Je la regarde. Comment lui reviendrait-il ? Elle a l'air d'un pauvre parapluie. C'est très joli, une compagne intelligente, mais il faut que ce soit une femme, avec, tout de même, que diable ! un peu de ce qui est nécessaire pour faire l'amour.
Une ouvreuse vous met votre parapluie mouillé dans la manche de votre pardessus.
25 février. L'idée prête à s'envoler comme un moineau au bord d'un toit, et qu'on retient.
27 février. Mort de Schwob. Eclosion de souvenirs(139).
On se reconnaît si peu de droits au bonheur qu'on a un peu hâte que ça finisse.
La facilité avec laquelle les enfants se débarrassent des souvenirs qu'on leur a donnés.
— Mais ce portrait de Poil de Carotte faisait bien, dans la chambre !
— J'aime mieux quand le mur est tout nu, dit Fantec.
Les jours où il semble que tout le monde ait envie de mourir.
Schwob mort, on dit de lui ce qu'il méprisait quand il l'entendait dire des autres.
Il savait Villon et les contemporains de Shakespeare : on dit que sa science était infinie.
Mort, il a, dit-on, cet air en colère de certains morts qui s'en vont trop jeunes.
28 février. Une actrice tombe à genoux, mais elle a eu la précaution de s'y mettre de petits coussins d'ouate.
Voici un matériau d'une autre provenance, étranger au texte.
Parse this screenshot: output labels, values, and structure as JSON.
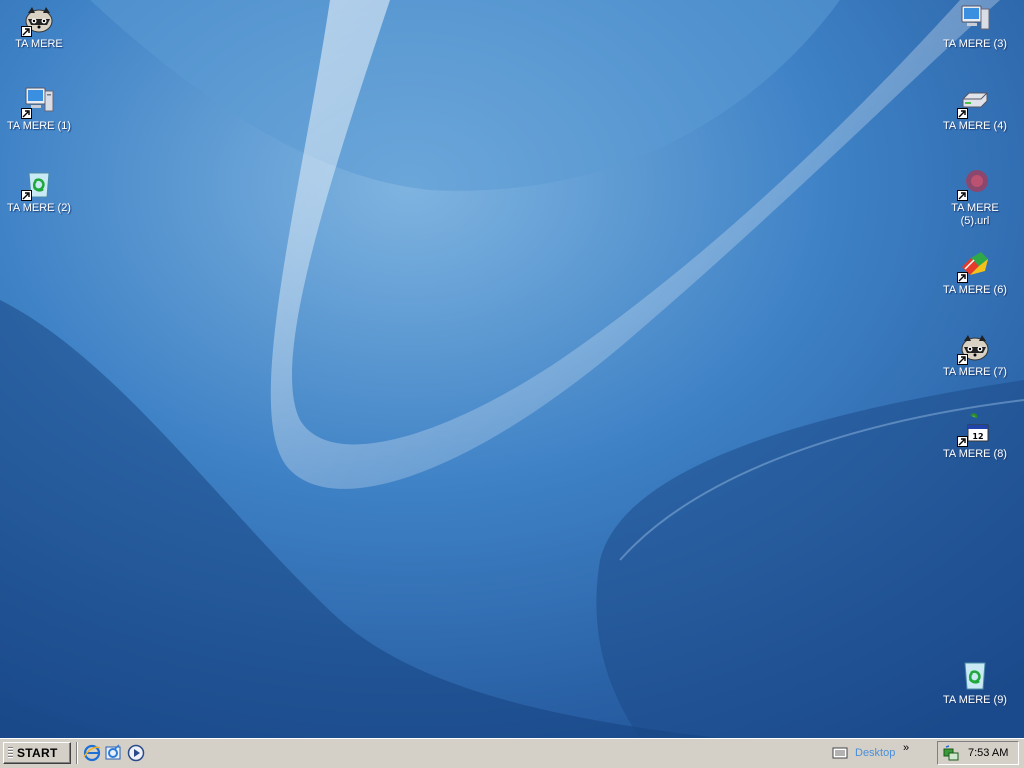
{
  "desktop": {
    "icons_left": [
      {
        "label": "TA MERE",
        "icon": "raccoon-icon"
      },
      {
        "label": "TA MERE (1)",
        "icon": "my-computer-icon"
      },
      {
        "label": "TA MERE (2)",
        "icon": "recycle-bin-icon"
      }
    ],
    "icons_right": [
      {
        "label": "TA MERE (3)",
        "icon": "my-computer-icon"
      },
      {
        "label": "TA MERE (4)",
        "icon": "drive-icon"
      },
      {
        "label": "TA MERE\n(5).url",
        "icon": "url-shortcut-icon"
      },
      {
        "label": "TA MERE (6)",
        "icon": "colorful-app-icon"
      },
      {
        "label": "TA MERE (7)",
        "icon": "raccoon-icon"
      },
      {
        "label": "TA MERE (8)",
        "icon": "calendar-app-icon"
      },
      {
        "label": "TA MERE (9)",
        "icon": "recycle-bin-icon"
      }
    ]
  },
  "taskbar": {
    "start_label": "START",
    "quick_launch": [
      "internet-explorer-icon",
      "outlook-express-icon",
      "media-player-icon"
    ],
    "desktop_toolbar_label": "Desktop",
    "chevron": "»",
    "tray_icon": "network-icon",
    "clock": "7:53 AM"
  },
  "colors": {
    "wallpaper_dark": "#1d4d92",
    "wallpaper_light": "#8fbde3",
    "taskbar": "#d4d0c8"
  }
}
1er mars. Enterrement de Schwob. Pourquoi les hommes de lettres ne font-ils pas, de leur vivant, les discours qu'ils désirent entendre après leur mort ? Ça leur prendrait cinq minutes de leur vie, avant la mort.
A cause de Villon, il habitait rue Saint-Louis-en-l'Ile. Quelqu'un demanda à un fruitier de cette rue :
— Qui emmène-t-on ?
— Un poète, dit le fruitier.
Ce qui résume assez mal Schwob.
M. Croiset fait un discours banal, mais le son de voix fait aimer ce vieux professeur.
Inquiétude d'avoir un chapeau melon ; il est vrai que Jarry a une casquette garnie de poils.
Près de la tombe, le Chinois de Schwob, habillé en civil.
Georges Hugo(140), l'air, déjà, d'un vieux beau qui serait maladroit à se faire une tête.
Dans un caveau provisoire on descend Schwob. Il descend, il descend jusque dans l'autre monde.
« Faites-moi un bout de conduite : ça me sera très agréable, mais je vous en supplie, ne restez pas découverts si vous avez peur d'attraper un rhume. S'il fait beau, n'apportez pas vos parapluies. Des couronnes ? Enfin, soit, s'il y en a une de lauriers.
« Et puis, ne prenez donc pas ces airs tristes qui vous enlaidissent ! Prenez garde de me ressembler !
« Et puis, ne dites donc pas que j'avais toutes les qualités ! Vous savez bien que non, mieux que moi. Surtout, ne dites pas que j'avais bon caractère. D'avoir bon caractère, ce n'est pas une vertu : c'est le vice éternel, et vous savez bien combien je détestais qu'on m'embêtât. Soyez émus, si vous pouvez, quelques-uns. Que les autres soient souriants et spirituels ! »
(139)Marcel Schwob était son ami depuis 1891.
(140)Georges Hugo : petit-fils de Victor Hugo qui grandit auprès de son grand-père, à Guernesey.